When people ask me today if I am still broken over Mom's death, sometimes I don't know how to answer. Yes, in some ways I will never “get over” the fact that she is gone and I still miss her so much. But as the years have gone by, I am okay, and I am thankful. What I find interesting is that I often find myself crying more for the little girl that I was, who had to experience so much confusion and pain. And I cry for that same girl about the process of heartbreak she needed to go through, in order to get to the point of receiving the joy from knowing Jesus. My fragile heart is what spurs me on to connect with my clients in what they are going through, because I myself have experienced sadness so intensely. It is the brokenness that I have experienced that makes me enjoy, and thrive in, the career that God has placed me in.
The first lesson I have learned at the salon: we all have brokenness and pain. When somebody is vulnerable enough with me to share theirs, I know the place where I can begin loving them to Jesus.

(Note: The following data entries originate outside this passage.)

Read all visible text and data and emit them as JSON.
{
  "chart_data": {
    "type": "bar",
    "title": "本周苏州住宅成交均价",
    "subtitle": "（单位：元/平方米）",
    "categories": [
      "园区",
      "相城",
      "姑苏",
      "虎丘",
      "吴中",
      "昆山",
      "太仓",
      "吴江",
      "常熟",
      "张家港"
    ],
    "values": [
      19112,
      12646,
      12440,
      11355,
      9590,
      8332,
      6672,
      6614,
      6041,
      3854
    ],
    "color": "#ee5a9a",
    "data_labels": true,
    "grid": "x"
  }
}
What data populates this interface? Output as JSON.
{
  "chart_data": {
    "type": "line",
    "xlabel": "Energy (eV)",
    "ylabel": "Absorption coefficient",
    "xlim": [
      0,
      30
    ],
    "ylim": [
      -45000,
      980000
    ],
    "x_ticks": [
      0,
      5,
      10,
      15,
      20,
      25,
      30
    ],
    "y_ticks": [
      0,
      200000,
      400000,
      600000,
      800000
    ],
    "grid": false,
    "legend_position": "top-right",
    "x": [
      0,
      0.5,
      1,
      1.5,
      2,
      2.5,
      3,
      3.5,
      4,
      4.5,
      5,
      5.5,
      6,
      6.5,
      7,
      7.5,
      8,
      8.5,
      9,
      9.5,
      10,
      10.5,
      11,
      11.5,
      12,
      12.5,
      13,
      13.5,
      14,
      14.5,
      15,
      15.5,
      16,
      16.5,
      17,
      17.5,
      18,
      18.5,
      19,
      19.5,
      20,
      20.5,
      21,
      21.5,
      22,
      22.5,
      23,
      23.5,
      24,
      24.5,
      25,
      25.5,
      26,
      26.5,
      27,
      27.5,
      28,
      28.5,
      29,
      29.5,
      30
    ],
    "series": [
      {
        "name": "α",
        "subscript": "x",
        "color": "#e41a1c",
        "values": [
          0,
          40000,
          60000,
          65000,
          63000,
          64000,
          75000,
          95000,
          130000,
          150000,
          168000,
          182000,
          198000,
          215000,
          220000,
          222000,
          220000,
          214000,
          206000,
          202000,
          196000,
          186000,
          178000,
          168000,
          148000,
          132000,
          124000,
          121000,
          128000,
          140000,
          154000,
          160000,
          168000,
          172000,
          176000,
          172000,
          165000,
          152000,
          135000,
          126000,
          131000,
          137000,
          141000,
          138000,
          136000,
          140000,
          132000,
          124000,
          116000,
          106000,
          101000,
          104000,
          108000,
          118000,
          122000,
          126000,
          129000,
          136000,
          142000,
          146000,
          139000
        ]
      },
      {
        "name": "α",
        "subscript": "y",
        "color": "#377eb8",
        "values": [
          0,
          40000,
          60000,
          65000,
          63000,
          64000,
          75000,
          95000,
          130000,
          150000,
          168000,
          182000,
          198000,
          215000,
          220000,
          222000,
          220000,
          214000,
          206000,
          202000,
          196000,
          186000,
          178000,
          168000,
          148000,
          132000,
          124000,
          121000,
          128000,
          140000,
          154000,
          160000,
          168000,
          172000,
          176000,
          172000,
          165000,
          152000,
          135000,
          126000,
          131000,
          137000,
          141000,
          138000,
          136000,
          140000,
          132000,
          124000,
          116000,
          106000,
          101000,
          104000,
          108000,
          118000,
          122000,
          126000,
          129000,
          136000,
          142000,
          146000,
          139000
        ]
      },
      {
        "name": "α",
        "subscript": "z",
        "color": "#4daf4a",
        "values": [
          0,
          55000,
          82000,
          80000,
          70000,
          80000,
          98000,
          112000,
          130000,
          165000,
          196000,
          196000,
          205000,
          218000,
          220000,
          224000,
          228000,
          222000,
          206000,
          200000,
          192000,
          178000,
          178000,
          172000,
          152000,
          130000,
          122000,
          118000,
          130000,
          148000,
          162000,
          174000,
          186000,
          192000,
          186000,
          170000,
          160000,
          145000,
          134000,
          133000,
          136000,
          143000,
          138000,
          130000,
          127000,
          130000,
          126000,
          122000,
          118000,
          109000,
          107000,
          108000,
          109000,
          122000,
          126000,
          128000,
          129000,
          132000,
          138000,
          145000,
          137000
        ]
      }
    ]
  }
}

When Mom was sick, and I gave my heart to Jesus, I immediately started serving in ministry. But years later, God would take me out of formal ministry, to place me in a hair salon of all places. There my job wasn't to teach formally all the deep theological lessons I had acquired over the years of studying the Bible. My job was to simply love. I never knew then how profound of an experience that would be.
So now, I have one goal each day, as I go to work. My goal: that every person who sits in my chair at the salon will know Jesus a little more after being in my presence. No matter if they have known Jesus twice as long as I have, or have never heard about Him before, I want to share with them who He is.
Everyday it is my hope that I was able to love and direct my clients to Jesus. There are many days, however, that I feel that they have taught me more than I have taught them. Their trust in me, by sharing their stories, in such a vulnerable way, have impacted my life and given me such a broader prospective on life and who God is. I always say that we are all figuring out life as we go. I am just the blessed one to be able to live life with so many wonderful people that God brings to me, who sit in my chair at the salon.
My prayer is that I will be able to speak God's truth into their lives and that I will serve them in the most unselfish way. And I pray that I will be able to understand who they really are and love them deeply to Jesus Himself. If I have done that, then I can say that I finished a day well spent, from behind the chair, at the salon.